Glutamate and AMPA receptor immunoreactivity in Ia synapses with motoneurons and neurons of the central cervical nucleus.

Axonal tracing and high resolution immunocytochemistry were used to identify transmitter content and postsynaptic receptors in synapses between Ia primary afferents and motoneurons and in neurons of the central cervical nucleus (CCN), respectively, in the rat. The terminals, as well as the target neurons, were identified by postembedding immunogold detection of transganglionically or retrogradely, respectively, transported cholera toxin B subunit (CTB), and in adjacent sections postembedding immunogold was employed to demonstrate glutamate and AMPA receptors in the same synapses. A total of 390 CTB-labelled Ia boutons in apposition to CTB-labelled motoneurons, CCN neurons or unlabelled dendrites in the surrounding neuropil were traced in section series from two animals. A third animal was used as a control. In the motor nucleus, a majority of the synapses were with medium-sized dendrites, whereas in the CCN the distribution was skewed towards fine-calibre dendrites. In both nuclei, somatic and juxtasomatic synapses were quite infrequent (<10%). All of the CTB-labelled Ia boutons recovered in the sections incubated for glutamate (n=323) were enriched with glutamate immunoreactivity. One hundred and fifty of these disclosed synaptic contact in at least two ultrathin sections. In this sample, 50% (33-59%) appeared immunoreactive to receptor sub-units GluR1-4 in at least two ultrathin sections, whereas 35% were labelled in one section only.
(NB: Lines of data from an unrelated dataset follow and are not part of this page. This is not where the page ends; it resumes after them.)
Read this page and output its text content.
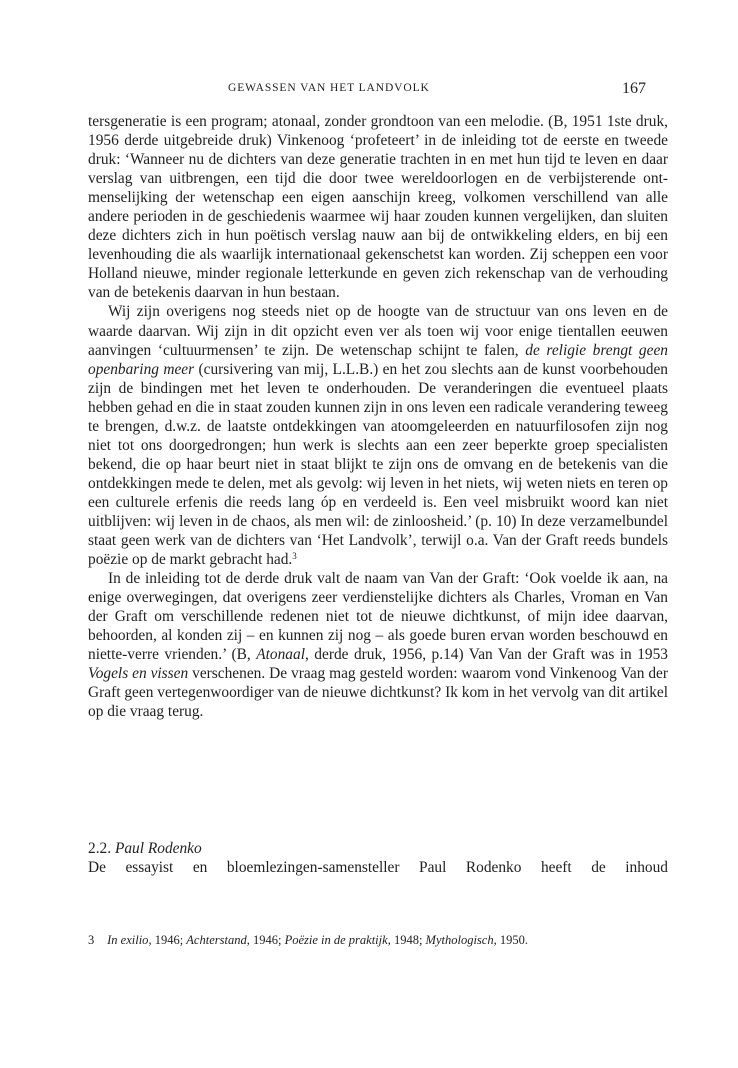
GEWASSEN VAN HET LANDVOLK	167

tersgeneratie is een program; atonaal, zonder grondtoon van een melodie. (B, 1951 1ste druk, 1956 derde uitgebreide druk) Vinkenoog ‘profeteert’ in de inleiding tot de eerste en tweede druk: ‘Wanneer nu de dichters van deze generatie trachten in en met hun tijd te leven en daar verslag van uitbrengen, een tijd die door twee wereldoorlogen en de verbijsterende ontmenselijking der wetenschap een eigen aanschijn kreeg, volkomen verschillend van alle andere perioden in de geschiedenis waarmee wij haar zouden kunnen vergelijken, dan sluiten deze dichters zich in hun poëtisch verslag nauw aan bij de ontwikkeling elders, en bij een levenhouding die als waarlijk internationaal gekenschetst kan worden. Zij scheppen een voor Holland nieuwe, minder regionale letterkunde en geven zich rekenschap van de verhouding van de betekenis daarvan in hun bestaan.

Wij zijn overigens nog steeds niet op de hoogte van de structuur van ons leven en de waarde daarvan. Wij zijn in dit opzicht even ver als toen wij voor enige tientallen eeuwen aanvingen ‘cultuurmensen’ te zijn. De wetenschap schijnt te falen, de religie brengt geen openbaring meer (cursivering van mij, L.L.B.) en het zou slechts aan de kunst voorbehouden zijn de bindingen met het leven te onderhouden. De veranderingen die eventueel plaats hebben gehad en die in staat zouden kunnen zijn in ons leven een radicale verandering teweeg te brengen, d.w.z. de laatste ontdekkingen van atoomgeleerden en natuurfilosofen zijn nog niet tot ons doorgedrongen; hun werk is slechts aan een zeer beperkte groep specialisten bekend, die op haar beurt niet in staat blijkt te zijn ons de omvang en de betekenis van die ontdekkingen mede te delen, met als gevolg: wij leven in het niets, wij weten niets en teren op een culturele erfenis die reeds lang óp en verdeeld is. Een veel misbruikt woord kan niet uitblijven: wij leven in de chaos, als men wil: de zinloosheid.’ (p. 10) In deze verzamelbundel staat geen werk van de dichters van ‘Het Landvolk’, terwijl o.a. Van der Graft reeds bundels poëzie op de markt gebracht had.$^3$

In de inleiding tot de derde druk valt de naam van Van der Graft: ‘Ook voelde ik aan, na enige overwegingen, dat overigens zeer verdienstelijke dichters als Charles, Vroman en Van der Graft om verschillende redenen niet tot de nieuwe dichtkunst, of mijn idee daarvan, behoorden, al konden zij – en kunnen zij nog – als goede buren ervan worden beschouwd en niette-verre vrienden.’ (B, Atonaal, derde druk, 1956, p.14) Van Van der Graft was in 1953 Vogels en vissen verschenen. De vraag mag gesteld worden: waarom vond Vinkenoog Van der Graft geen vertegenwoordiger van de nieuwe dichtkunst? Ik kom in het vervolg van dit artikel op die vraag terug.

2.2. Paul Rodenko
De essayist en bloemlezingen-samensteller Paul Rodenko heeft de inhoud
3 In exilio, 1946; Achterstand, 1946; Poëzie in de praktijk, 1948; Mythologisch, 1950.
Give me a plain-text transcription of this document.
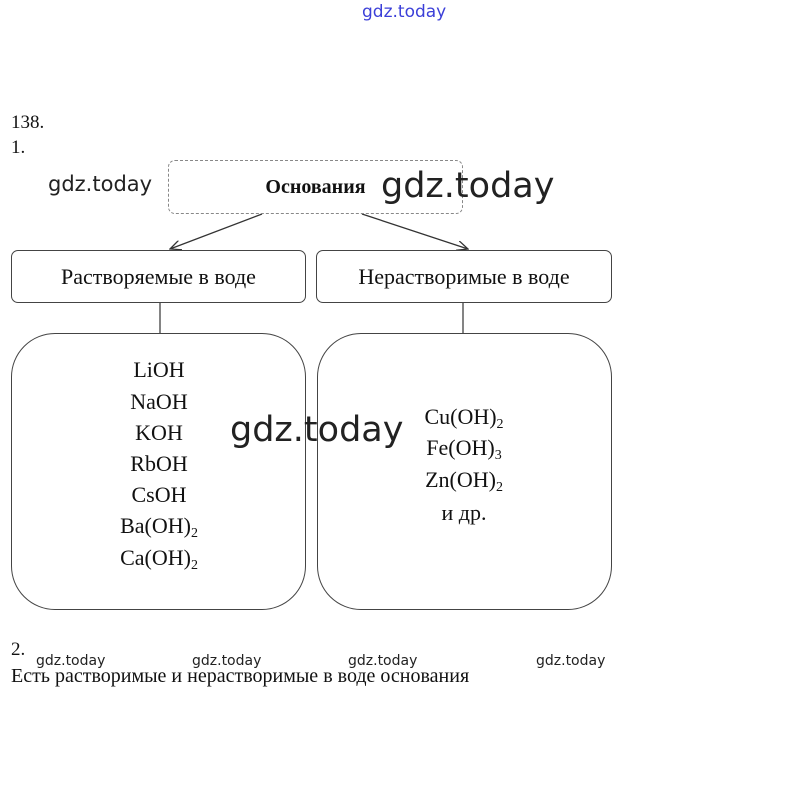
gdz.today
gdz.today
138.
1.
Основания gdz.today
Растворяемые в воде	Нерастворимые в воде
LiOH
NaOH
KOH
RbOH
CsOH
$Ba(OH)_2$
$Ca(OH)_2$
$Cu(OH)_2$
$Fe(OH)_3$
$Zn(OH)_2$
и др.
gdz.today
2.
gdz.today	gdz.today	gdz.today	gdz.today
Есть растворимые и нерастворимые в воде основания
Distribution of gold particles relative to presynaptic and postsynaptic membrane profiles (n=23) revealed a close correlation between AMPA immunoreactivity and the postsynaptic membrane of the synapse. Finally, immunogold particles signalling GluR1 were observed much less frequently than particles signalling GluR2/3 or GluR4. Our results provide additional strong evidence that chemical transmission at Ia synapses is mediated by glutamate and identify GluR2/3 and GluR4 as important postsynaptic receptors.